Pero ese criterio tiene que homologarse con el criterio de tu ambiente cultura, de otro modo el ser tu mismo no te librará de seguir colisionando. (Tarzán en Nueva York). Una vez aceptados esos criterios, valoras tu moralidad, fe o imaginación y tu capacidad intelectual, no solo por lo que conoces sino lo que entiendes de lo que conoces.

Por último comprobar cuáles son tus características físicas, siempre de acuerdo a los cánones establecidos por tu cultura.

Alicia, el personaje central de mi novela “La pasión de Alicia”, reconoce que es fea y torpe. Es la aceptación de su fealdad y su torpeza lo que la hace ser ella misma. Aceptación que le permite moverse sin colisionar con nada. Tampoco espera ser amada. Ella simplemente ama a su ídolo, porque es su amor “propio”, el suyo, Ama a quien le parece y no depende de lo que piense el amado.

Por último, sabe que es una escritora porque escribir novelas es lo que más desea y sabe hacer mejor, no necesita que nadie comparta su opinión o tener lectores. Es de esta manera como se consigue ser “uno mismo”, ¡pero en función de los valores y criterios de tu ambiente cultural!
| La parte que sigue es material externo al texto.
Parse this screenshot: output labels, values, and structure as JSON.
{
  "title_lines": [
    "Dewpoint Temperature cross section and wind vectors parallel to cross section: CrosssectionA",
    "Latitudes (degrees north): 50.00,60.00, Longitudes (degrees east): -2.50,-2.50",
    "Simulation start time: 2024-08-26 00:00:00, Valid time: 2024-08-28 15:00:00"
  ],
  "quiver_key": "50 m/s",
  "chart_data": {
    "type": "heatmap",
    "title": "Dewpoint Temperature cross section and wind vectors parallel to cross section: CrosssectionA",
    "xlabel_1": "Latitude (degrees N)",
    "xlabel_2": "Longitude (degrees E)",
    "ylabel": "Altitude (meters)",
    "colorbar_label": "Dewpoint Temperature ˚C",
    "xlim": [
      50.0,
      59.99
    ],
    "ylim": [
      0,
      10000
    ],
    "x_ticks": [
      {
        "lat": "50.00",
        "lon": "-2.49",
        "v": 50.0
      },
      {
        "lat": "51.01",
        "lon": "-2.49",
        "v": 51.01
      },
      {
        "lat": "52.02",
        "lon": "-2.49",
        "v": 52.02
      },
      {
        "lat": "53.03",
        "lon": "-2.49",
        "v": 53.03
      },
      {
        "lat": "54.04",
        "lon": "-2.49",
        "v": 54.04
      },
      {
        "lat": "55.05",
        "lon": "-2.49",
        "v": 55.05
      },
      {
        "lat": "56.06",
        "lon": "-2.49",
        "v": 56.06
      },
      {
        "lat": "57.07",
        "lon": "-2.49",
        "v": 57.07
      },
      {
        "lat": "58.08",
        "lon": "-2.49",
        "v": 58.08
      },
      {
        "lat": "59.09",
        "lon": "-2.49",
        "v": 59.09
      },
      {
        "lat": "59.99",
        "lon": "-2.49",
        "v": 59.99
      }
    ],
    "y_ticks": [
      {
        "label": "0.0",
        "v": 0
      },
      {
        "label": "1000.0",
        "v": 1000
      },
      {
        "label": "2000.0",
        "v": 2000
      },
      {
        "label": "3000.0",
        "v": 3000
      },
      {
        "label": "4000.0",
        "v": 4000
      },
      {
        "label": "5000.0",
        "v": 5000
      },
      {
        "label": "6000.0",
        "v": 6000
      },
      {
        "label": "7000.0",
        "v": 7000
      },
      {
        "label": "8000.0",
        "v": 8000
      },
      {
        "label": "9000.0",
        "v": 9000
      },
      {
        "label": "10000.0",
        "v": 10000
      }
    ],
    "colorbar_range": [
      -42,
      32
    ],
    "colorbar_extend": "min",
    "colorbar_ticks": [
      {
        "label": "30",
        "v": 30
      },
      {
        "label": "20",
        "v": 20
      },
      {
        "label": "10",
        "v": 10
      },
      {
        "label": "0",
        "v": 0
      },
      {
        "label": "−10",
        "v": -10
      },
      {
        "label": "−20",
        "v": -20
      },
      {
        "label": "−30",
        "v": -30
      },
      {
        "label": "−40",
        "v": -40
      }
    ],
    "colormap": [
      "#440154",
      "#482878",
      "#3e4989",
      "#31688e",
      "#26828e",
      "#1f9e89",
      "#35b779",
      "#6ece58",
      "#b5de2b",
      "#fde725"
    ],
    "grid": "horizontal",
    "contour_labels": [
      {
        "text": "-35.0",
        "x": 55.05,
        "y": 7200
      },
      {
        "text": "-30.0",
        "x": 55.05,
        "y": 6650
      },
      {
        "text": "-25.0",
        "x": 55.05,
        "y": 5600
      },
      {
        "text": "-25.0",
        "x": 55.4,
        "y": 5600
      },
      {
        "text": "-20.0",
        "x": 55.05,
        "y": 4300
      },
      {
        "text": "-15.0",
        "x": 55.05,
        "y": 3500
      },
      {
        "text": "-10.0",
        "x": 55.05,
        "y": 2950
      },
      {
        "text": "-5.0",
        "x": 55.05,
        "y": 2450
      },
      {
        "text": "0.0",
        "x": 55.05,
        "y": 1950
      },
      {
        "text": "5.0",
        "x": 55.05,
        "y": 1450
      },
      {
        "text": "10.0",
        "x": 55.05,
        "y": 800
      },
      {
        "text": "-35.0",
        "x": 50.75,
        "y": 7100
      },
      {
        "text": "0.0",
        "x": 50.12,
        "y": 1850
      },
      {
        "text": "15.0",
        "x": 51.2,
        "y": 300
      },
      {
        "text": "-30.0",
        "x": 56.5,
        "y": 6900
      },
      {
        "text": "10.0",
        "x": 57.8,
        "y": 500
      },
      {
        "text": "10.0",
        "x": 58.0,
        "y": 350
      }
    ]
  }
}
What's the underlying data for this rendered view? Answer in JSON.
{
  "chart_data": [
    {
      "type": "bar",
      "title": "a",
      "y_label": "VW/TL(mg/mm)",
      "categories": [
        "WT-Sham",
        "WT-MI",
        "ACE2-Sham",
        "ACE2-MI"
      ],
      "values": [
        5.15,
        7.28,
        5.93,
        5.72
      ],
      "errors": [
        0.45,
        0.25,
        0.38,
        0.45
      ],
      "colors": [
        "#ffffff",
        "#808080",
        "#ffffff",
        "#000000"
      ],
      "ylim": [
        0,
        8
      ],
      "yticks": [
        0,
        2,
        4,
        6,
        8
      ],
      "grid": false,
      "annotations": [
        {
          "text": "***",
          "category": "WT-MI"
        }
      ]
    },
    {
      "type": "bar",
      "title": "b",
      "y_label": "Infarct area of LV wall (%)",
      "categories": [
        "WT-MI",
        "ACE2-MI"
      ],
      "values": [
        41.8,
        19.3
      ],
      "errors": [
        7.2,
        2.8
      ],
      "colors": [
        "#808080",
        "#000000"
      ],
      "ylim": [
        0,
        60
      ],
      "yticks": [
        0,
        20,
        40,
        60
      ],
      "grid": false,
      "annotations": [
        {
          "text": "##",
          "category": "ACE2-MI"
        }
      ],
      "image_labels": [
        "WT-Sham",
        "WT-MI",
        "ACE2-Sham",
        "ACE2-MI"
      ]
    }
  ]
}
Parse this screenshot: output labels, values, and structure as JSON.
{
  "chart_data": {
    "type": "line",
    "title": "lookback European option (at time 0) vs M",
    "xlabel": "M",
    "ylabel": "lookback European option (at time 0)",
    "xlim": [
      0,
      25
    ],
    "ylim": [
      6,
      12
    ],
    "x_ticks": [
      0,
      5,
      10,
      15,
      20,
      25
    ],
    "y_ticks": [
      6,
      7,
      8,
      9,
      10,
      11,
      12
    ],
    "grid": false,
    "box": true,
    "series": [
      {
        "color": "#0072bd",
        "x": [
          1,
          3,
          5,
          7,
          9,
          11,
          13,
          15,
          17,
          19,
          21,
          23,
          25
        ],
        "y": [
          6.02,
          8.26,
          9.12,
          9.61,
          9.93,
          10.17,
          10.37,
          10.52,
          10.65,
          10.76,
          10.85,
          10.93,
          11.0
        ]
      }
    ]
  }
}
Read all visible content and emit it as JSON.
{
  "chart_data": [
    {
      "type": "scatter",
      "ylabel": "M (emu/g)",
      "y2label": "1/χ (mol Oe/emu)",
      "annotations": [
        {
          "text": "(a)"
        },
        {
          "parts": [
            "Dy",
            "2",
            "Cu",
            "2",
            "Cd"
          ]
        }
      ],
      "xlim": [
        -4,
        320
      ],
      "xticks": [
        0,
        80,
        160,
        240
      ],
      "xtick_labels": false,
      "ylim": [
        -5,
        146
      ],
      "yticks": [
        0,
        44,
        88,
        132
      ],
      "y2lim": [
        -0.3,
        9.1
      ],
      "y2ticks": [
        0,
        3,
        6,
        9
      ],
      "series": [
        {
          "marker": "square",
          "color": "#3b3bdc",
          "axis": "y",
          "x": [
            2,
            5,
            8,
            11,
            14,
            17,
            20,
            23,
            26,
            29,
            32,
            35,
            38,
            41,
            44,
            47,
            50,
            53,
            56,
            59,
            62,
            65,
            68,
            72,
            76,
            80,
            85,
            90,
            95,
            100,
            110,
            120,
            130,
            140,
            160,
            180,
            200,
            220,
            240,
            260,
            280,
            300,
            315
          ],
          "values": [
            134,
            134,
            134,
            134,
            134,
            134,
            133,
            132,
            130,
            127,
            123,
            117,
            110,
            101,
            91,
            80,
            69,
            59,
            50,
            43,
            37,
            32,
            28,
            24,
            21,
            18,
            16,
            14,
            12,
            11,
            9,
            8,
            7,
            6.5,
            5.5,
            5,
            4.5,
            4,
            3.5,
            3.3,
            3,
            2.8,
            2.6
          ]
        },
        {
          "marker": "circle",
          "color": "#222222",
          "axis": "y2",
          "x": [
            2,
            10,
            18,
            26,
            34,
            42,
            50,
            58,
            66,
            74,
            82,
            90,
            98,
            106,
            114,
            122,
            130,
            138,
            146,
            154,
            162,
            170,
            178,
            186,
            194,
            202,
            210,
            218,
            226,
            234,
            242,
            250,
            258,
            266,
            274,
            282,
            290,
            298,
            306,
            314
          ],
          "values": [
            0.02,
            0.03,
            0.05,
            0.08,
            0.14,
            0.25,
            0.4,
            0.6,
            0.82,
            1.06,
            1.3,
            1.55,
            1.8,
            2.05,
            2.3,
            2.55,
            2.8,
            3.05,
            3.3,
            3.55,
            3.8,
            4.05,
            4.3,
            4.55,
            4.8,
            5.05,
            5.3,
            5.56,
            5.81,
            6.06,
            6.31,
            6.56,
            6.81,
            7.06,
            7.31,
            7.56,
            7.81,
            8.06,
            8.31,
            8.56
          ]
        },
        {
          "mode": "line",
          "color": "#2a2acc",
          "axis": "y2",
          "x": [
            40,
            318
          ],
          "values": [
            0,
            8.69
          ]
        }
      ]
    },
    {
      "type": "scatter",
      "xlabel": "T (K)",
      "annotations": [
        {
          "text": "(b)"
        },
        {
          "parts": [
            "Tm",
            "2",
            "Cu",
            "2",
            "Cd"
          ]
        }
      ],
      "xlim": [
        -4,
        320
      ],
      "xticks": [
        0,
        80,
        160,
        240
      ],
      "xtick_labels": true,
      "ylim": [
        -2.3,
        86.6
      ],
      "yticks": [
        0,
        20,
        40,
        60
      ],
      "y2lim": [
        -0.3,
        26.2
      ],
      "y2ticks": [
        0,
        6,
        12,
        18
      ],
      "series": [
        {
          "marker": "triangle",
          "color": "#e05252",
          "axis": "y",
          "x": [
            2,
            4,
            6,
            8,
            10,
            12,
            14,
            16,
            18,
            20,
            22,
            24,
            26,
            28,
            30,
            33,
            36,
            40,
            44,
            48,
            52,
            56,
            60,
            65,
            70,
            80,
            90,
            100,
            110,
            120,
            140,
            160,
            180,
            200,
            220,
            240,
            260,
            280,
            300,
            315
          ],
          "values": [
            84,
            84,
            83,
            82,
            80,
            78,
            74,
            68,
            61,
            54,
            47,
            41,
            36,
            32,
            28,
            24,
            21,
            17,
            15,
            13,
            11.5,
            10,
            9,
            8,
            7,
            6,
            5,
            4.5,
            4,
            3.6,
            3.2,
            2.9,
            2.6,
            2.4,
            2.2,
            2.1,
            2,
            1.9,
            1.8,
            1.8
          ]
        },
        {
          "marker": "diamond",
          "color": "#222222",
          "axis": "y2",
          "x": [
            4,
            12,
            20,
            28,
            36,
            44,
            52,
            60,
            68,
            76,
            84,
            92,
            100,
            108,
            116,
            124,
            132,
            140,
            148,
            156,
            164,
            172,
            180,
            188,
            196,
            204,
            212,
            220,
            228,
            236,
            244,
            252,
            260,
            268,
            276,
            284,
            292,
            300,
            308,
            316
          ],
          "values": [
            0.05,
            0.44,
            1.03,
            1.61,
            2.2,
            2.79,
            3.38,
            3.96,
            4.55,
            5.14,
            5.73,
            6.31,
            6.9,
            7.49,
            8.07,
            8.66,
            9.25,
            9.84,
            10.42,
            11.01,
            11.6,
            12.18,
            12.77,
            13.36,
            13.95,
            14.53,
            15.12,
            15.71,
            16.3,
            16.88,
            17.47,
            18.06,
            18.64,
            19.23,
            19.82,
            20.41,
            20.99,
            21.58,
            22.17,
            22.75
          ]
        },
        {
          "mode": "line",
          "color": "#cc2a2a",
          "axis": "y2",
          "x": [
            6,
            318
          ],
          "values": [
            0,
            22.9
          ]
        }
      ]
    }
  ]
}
Si, por el contrario, para saber quién eres dependes de la opinión que los demás tengan de ti, nunca sabrás quien eres tú mismo, porque serás el tú mismo de la última opinión. Esta es la causa principal de todas las anomalías en nuestro comportamiento social y del malestar de la cultura, porque en este caso vivimos una permanente inseguridad y cada vez que tomamos contacto con alguien nos preguntamos: “¿Que pensará de mi?”